This recipe is featured in my previous post Are you getting enough protein?
This recipe provides a hearty serving of plant-based protein from quinoa and chickpeas. It’s also easy, inexpensive, and makes leftovers. Perfect for when I don’t have time to cook multiple times throughout the week.
And of course I added as much kale as I had because the texture is great in soups and stews and adds plenty of nutrients!
- 2 TBSP olive oil
- 1 small red onion, chopped
- 2 garlic cloves, minced
- 1 Poblano pepper, seeded & chopped (optional)
- 1 28 oz. can diced tomatoes
- 2 cups low sodium chicken broth (or water)

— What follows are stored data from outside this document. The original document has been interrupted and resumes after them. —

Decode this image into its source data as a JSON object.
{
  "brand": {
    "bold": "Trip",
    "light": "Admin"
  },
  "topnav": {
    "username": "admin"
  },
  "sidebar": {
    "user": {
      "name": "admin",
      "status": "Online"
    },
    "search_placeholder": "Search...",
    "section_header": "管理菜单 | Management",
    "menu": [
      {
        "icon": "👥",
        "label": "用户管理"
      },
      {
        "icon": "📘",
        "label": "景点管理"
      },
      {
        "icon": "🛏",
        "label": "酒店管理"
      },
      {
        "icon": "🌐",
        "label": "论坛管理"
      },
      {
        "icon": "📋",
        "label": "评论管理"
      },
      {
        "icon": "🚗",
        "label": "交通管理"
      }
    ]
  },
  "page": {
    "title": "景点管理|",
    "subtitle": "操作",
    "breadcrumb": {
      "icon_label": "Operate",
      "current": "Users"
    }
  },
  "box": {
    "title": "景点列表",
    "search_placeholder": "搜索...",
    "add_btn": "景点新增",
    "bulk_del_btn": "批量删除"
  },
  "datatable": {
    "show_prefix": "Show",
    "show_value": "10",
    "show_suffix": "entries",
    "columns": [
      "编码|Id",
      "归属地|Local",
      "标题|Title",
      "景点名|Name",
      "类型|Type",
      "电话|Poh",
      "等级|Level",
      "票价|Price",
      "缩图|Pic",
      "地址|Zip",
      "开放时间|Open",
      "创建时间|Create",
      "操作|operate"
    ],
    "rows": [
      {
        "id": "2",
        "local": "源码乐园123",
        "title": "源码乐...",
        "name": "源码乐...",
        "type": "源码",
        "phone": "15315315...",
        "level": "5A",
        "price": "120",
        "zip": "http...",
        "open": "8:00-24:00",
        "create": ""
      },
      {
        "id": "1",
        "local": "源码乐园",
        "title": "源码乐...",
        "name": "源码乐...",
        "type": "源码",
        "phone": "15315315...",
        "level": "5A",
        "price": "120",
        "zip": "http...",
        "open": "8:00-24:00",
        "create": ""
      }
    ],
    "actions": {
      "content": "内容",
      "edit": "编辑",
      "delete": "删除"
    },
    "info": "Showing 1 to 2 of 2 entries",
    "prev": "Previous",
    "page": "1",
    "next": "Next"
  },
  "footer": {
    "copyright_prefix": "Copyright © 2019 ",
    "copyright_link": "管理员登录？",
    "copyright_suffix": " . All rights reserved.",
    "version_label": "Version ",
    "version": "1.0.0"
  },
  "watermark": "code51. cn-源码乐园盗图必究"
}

- 1 can chickpeas, drained & rinsed
- ½ green pepper, chopped
- ½ cup corn
- 1 TSP chili powder
- 1 TSP cumin
- 1 TSP smoked paprika
- As much kale as you want, chopped
- Salt & pepper to taste
- ¼ cup chopped fresh cilantro
- Splash of lime juice
- Heat oil in a large pan over medium heat, add quinoa and onion, cooking until onion is translucent. Add garlic and jalapeno to the mixture, cooking until the garlic is fragrant.
- Add canned tomatoes, chicken broth, chickpeas, green pepper corn, chili powder, cumin and smoked paprika into the quinoa mixture.
- Bring to a boil, reduce heat to medium-low and simmer until the liquid has been absorbed into the quinoa. This will take about 15-20 minutes.
- Take off heat. Season with salt and pepper and stir in cilantro and lime juice.
This recipe is originally from Kayla Itsines’ blog.